D’où, la réforme du secteur de la sécurité (RSS) est une condition majeure pour une paix durable en Afrique de l’Ouest et dans le Sahel. A la lumière de cette analyse de la situation sécuritaire en Afrique de l’Ouest et le Sahel, nous allons évaluer le processus de RSS dans cette région et ses perspectives.
Situation sécuritaire en Afrique :
L’Afrique était l’un des continents les plus instables au monde. Parallèlement aux crises, aux conflits armés, au terrorisme, l’insécurité s’accroît. Pendant les années 1990, certains pays d’Afrique ont été secoués par des conflits internes sanglants (rébellions, guerres civiles, guerres ethniques, guerres de clans…), et ont perdu tout contrôle sur la vie politique, économique et sociale.
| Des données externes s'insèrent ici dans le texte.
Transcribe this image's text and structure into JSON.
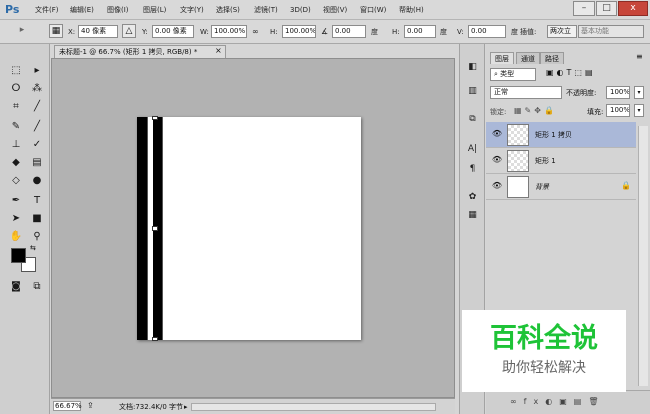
{
  "app": {
    "logo": "Ps"
  },
  "menu": [
    "文件(F)",
    "编辑(E)",
    "图像(I)",
    "图层(L)",
    "文字(Y)",
    "选择(S)",
    "滤镜(T)",
    "3D(D)",
    "视图(V)",
    "窗口(W)",
    "帮助(H)"
  ],
  "window_controls": {
    "minimize": "–",
    "restore": "□",
    "close": "x"
  },
  "options": {
    "x_label": "X:",
    "x_value": "40 像素",
    "y_label": "Y:",
    "y_value": "0.00 像素",
    "w_label": "W:",
    "w_value": "100.00%",
    "h_label": "H:",
    "h_value": "100.00%",
    "angle_value": "0.00",
    "angle_unit": "度",
    "hskew_label": "H:",
    "hskew_value": "0.00",
    "hskew_unit": "度",
    "vskew_label": "V:",
    "vskew_value": "0.00",
    "vskew_unit": "度",
    "interp_label": "插值:",
    "interp_value": "两次立",
    "workspace": "基本功能"
  },
  "document": {
    "tab_title": "未标题-1 @ 66.7% (矩形 1 拷贝, RGB/8) *",
    "tab_close": "×",
    "zoom": "66.67%",
    "doc_info": "文档:732.4K/0 字节"
  },
  "layers_panel": {
    "tabs": [
      "图层",
      "通道",
      "路径"
    ],
    "filter": "类型",
    "blend_mode": "正常",
    "opacity_label": "不透明度:",
    "opacity_value": "100%",
    "lock_label": "锁定:",
    "fill_label": "填充:",
    "fill_value": "100%",
    "layers": [
      {
        "name": "矩形 1 拷贝",
        "selected": true
      },
      {
        "name": "矩形 1",
        "selected": false
      },
      {
        "name": "背景",
        "selected": false
      }
    ]
  },
  "watermark": {
    "title": "百科全说",
    "subtitle": "助你轻松解决"
  },
  "colors": {
    "selected_layer": "#aab8d8",
    "watermark_green": "#1ec337",
    "ps_blue": "#2d6ba8"
  }
}
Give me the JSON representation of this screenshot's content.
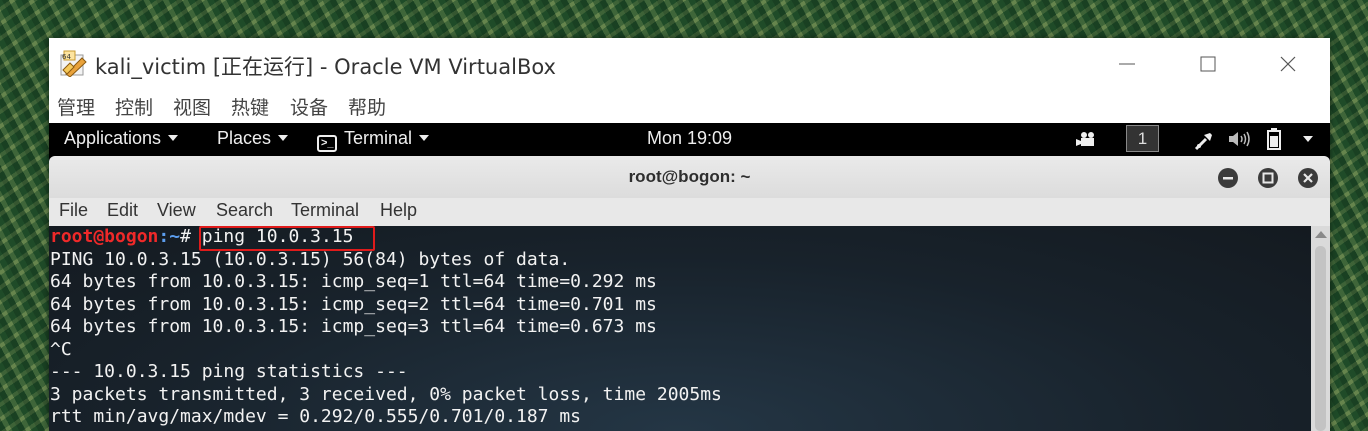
{
  "virtualbox": {
    "title": "kali_victim [正在运行] - Oracle VM VirtualBox",
    "menu": [
      "管理",
      "控制",
      "视图",
      "热键",
      "设备",
      "帮助"
    ]
  },
  "gnome_bar": {
    "applications": "Applications",
    "places": "Places",
    "terminal": "Terminal",
    "clock": "Mon 19:09",
    "workspace": "1"
  },
  "terminal": {
    "title": "root@bogon: ~",
    "menu": [
      "File",
      "Edit",
      "View",
      "Search",
      "Terminal",
      "Help"
    ],
    "prompt_user": "root@bogon",
    "prompt_path": ":~",
    "prompt_symbol": "# ",
    "command": "ping 10.0.3.15",
    "output": [
      "PING 10.0.3.15 (10.0.3.15) 56(84) bytes of data.",
      "64 bytes from 10.0.3.15: icmp_seq=1 ttl=64 time=0.292 ms",
      "64 bytes from 10.0.3.15: icmp_seq=2 ttl=64 time=0.701 ms",
      "64 bytes from 10.0.3.15: icmp_seq=3 ttl=64 time=0.673 ms",
      "^C",
      "--- 10.0.3.15 ping statistics ---",
      "3 packets transmitted, 3 received, 0% packet loss, time 2005ms",
      "rtt min/avg/max/mdev = 0.292/0.555/0.701/0.187 ms"
    ]
  },
  "colors": {
    "highlight_box": "#e01b1b",
    "prompt_user": "#ef2929",
    "prompt_path": "#5c9ded"
  }
}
Nous citons l’exemple de La Somalie, le Libéria, le Rwanda, le Burundi, la Sierra Leone, l’Angola, le Mozambique, le Congo, le Mali, le Niger, le Soudan, l’Algérie.
En outre, les effets de ces conflits dans ces États, souvent violents et désastreux pour la sécurité humaine, car certains d’entre eux, étaient incapables d’assurer à leurs citoyens la sécurité la plus élémentaire à cause de l’absence d’autorité.
On peut noter, entre autres les conflits intercommunautaires, les conflits d’intérêt ou de leadership, les conflits relationnels entre droit coutumier et droit positif, les conflits religieux (déviations et montée de l’intolérance religieuse), la délinquance économique et financière (blanchiment d’argent, trafic d’armes, le trafic de drogue, la migration clandestine et le terrorisme, etc.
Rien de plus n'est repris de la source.